Unsurprisingly, Seven Terraces was named so because it consists of a row of seven terraced houses.
But for owner Christopher Ong, the number seven has a deeper meaning.
“I sort of see seven as a quite a magical number,” says the investment banker turned international hotelier. “Firstly, it is a prime number. Secondly, ask yourself, how come there are seven days in a week? Why are there seven colours in the rainbow? Why is it called the seven deadly sins? I just thought, there must be something very special about the number.”
So when he chanced upon the property that was put up for sale in 2007, he thought it was an amazing opportunity although it “looks like a combination of junkyard plus Angkor Wat put together”.
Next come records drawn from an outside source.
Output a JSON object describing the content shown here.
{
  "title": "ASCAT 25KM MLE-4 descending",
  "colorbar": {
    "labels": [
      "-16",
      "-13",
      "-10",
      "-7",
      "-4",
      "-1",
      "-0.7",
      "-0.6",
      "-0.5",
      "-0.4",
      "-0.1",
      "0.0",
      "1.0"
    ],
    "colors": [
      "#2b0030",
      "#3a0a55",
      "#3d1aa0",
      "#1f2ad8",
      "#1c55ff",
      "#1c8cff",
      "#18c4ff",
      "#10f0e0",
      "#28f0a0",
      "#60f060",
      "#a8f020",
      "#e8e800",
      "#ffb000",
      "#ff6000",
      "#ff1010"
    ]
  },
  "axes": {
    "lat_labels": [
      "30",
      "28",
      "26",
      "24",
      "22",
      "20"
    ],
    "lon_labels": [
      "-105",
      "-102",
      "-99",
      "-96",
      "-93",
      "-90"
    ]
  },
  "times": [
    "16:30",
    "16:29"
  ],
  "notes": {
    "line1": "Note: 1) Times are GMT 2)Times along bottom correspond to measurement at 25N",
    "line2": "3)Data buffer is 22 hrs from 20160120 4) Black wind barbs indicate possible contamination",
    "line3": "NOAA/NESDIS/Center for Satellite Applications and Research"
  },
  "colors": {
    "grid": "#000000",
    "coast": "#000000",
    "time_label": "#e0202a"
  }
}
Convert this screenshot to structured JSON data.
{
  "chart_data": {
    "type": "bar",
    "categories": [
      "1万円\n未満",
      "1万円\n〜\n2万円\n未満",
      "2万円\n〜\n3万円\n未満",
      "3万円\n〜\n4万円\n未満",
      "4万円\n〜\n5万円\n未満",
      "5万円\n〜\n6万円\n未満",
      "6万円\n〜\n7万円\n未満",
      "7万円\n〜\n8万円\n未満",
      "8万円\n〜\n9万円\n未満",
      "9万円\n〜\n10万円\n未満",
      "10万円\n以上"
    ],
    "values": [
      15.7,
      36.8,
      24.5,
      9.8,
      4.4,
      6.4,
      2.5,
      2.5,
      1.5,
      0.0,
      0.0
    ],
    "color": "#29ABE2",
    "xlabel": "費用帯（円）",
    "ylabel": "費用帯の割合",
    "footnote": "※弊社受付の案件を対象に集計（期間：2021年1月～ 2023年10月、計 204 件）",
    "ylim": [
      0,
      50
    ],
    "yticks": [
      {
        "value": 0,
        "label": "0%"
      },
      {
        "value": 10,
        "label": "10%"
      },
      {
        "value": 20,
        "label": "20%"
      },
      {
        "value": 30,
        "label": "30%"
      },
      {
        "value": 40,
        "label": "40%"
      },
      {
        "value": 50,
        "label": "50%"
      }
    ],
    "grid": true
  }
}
“It looks like a really rundown row of terraces, with almost no roofs and nothing. The structure was there, but because they let it open, the building was vandalised,” recalls Chris.
But Chris knew it was very hard to come across very large terraces with high ceilings like these, having lived in Muntri Street for a long time. With the experience of restoring several decrepit buildings in the past like Clove Hall and Muntri Mews, he saw the potential of what could be done to the seven terrace houses.
Scroll through the gallery to see how Seven Terraces came to life:
"I've always had this love for Straits Chinese, Anglo Chinese traditional heritage architecture," says Chris. "I was disappointed because not many people have actually moved back into the inner city, and I just wondered why. But now I can understand because one, the lack of off-street parking - Malaysians are obsessed with their cars so they don't like park their cars in the street. And secondly, these houses are just too large for small nuclear families."
While it was obvious at that time to turn crumbling buildings into hotels, it may not make so much sense today. “It is very, very expensive to do that right now. To buy one of these homes and turn them into hotels is something you do out of a passion rather than just economic reality,” explains Chris.
As a lot of the original features were missing except for the structure. Chris had a free hand in doing whatever he wanted to do, and that’s precisely what he did. Quoting Chris: “My fantasy was always to recreate a Peranakan mansion, so the decorations and everything is all about going into a grand Peranakan mansion in the 1920s.”
The first step was to combine the contiguous row of Anglo-Chinese into one property. Built in the late 19th century, the architecture of these shophouses, with classical decorative details imported from England, was similar to the traditional urban house models common in southern China.
The open courtyard, another distinctive feature, was traditionally used for natural ventilation for the houses, allowing light and air into the interior rooms to keep the whole place well illuminated and cool the entire day through.
Complementing the Anglo-Chinese exterior, the interior was one that harks back to the romance and splendour of the Peranakan Chinese era. Cast iron lace work and rows of slatted wooden screens which adorn the interior serve to introduce ornate details to the simple background while the antique furnishings and fittings placed in choice spots throughout the hotel stand out in stark relief, bringing guests back to a bygone era that is steeped in culture and strong family bonds.
Chris' collection of priceless antiques such as porcelain ware is proudly displayed around the hotel. "The first thing I did was basically to rent a large warehouse the minute I bought the building and started collecting as much furniture as I could, wherever I could," he laughs. "I've always joked that Seven Terraces is like a museum with a few rooms that you can live in rather than rooms with antique furniture in them."
“Everything is obvious because there is so much of it that you don't have to take it all in at once,” adds Chris. Because it is so much sensory explosion and so much sensory stimulation, you just can’t take it all in. Sometimes you just need to focus in on some things.”
The collection that Chris is most proud of is his collection of around 70 to 80 Kam Chings – colourful Peranakan ginger jars, which currently in the hotel's reception area.
While those are not for sale, there is an antique shop within the premises where you can purchase some of these precious collectables. "This is my favourite area. I think it's something that people don't realise, but it's, I think, the cleanest and most well laid out antique shop in Penang, if not Malaysia," says Chris. "I spend a lot of time curating the collection, and every single piece has been selected by myself. So even if it doesn't sell, it doesn't matter because I love all those pieces there."
Upstairs, each hotel suite boasts of blackwood and mother-of-pearl inlaid furniture and gilded cabinets and tables. In the Stewart Apartment, guests will be delighted with the original Peranakan Chinese wedding bed and accompanying cabinets.
The whole design concept goes down to even the restaurant, which was created from the front spaces of all the seven houses. "The concept was then to create a dining experience of what it would've been like to dine in the grand Peranakan mansions of the 1920s," says Chris. "So we use a lot of old China that's mixed up, because in the old days, people used to borrow and mix up different China from different generations when you entertain people."
When asked if he was ever worried about visitors mishandling his antiques, he replies without hesitation: "I just think that people who choose to come to Seven Terraces are people who love these things. I think if you didn't like Peranakan heritage or antiques, you just would not be attracted to come to stay here."